Article 2 : La présente ordonnance sera notifiée à M. X Y et au directeur général de l’Office français de protection des réfugiés et apatrides.
Fait à […], le 21 juin 2024.
La présidente,
I. Z
La République mande et ordonne au ministre de l’intérieur et des Outre-mer en ce qui le concerne, ou à tous commissaires de justice à ce requis, en ce qui concerne les voies de droit commun contre les parties privées, de pourvoir à l’exécution de la présente décision.
Si vous estimez devoir vous pourvoir en cassation contre cette décision, votre pourvoi devra être présenté par le ministère d’un avocat au Conseil d’Etat et à la Cour de Cassation dans un délai de deux mois, devant le Conseil d’Etat.
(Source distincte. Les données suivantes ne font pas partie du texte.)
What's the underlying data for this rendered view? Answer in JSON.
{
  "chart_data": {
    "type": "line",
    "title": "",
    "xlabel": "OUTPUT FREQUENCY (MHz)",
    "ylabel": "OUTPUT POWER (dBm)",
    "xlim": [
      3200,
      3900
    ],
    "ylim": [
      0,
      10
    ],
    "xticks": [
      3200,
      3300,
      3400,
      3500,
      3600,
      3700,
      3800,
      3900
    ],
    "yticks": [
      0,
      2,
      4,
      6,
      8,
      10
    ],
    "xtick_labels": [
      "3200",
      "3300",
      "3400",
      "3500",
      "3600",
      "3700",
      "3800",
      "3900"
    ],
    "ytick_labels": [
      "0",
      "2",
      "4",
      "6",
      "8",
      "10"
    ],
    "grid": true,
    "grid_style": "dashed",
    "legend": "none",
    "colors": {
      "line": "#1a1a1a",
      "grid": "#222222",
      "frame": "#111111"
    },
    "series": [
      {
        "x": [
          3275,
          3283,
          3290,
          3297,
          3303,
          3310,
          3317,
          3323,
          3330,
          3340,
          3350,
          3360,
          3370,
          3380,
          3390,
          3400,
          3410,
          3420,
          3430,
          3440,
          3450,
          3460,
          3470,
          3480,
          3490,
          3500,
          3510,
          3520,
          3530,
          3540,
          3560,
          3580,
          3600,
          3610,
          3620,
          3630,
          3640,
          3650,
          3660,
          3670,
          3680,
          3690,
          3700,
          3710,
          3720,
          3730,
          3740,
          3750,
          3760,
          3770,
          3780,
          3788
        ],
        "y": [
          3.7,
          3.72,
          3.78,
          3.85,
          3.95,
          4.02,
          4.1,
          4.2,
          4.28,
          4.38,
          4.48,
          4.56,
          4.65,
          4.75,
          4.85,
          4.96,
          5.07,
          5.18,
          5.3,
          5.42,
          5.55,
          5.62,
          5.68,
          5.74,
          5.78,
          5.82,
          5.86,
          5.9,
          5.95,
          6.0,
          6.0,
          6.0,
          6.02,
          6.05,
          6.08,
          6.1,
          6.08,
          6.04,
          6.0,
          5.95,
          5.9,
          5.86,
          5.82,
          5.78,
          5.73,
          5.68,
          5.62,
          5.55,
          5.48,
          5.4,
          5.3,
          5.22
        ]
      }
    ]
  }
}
Le délai ci-dessus mentionné est augmenté d'un mois, pour les personnes qui demeurent en Guadeloupe, en Guyane, à la Martinique, à La Réunion, à Saint- Barthélemy, à Saint-Martin, à Mayotte, à Saint-Pierre-et-Miquelon, en Polynésie française, dans les îles Wallis et Futuna, en Nouvelle-Calédonie et dans les Terres australes et antarctiques françaises et de deux mois pour les personnes qui demeurent à l’étranger.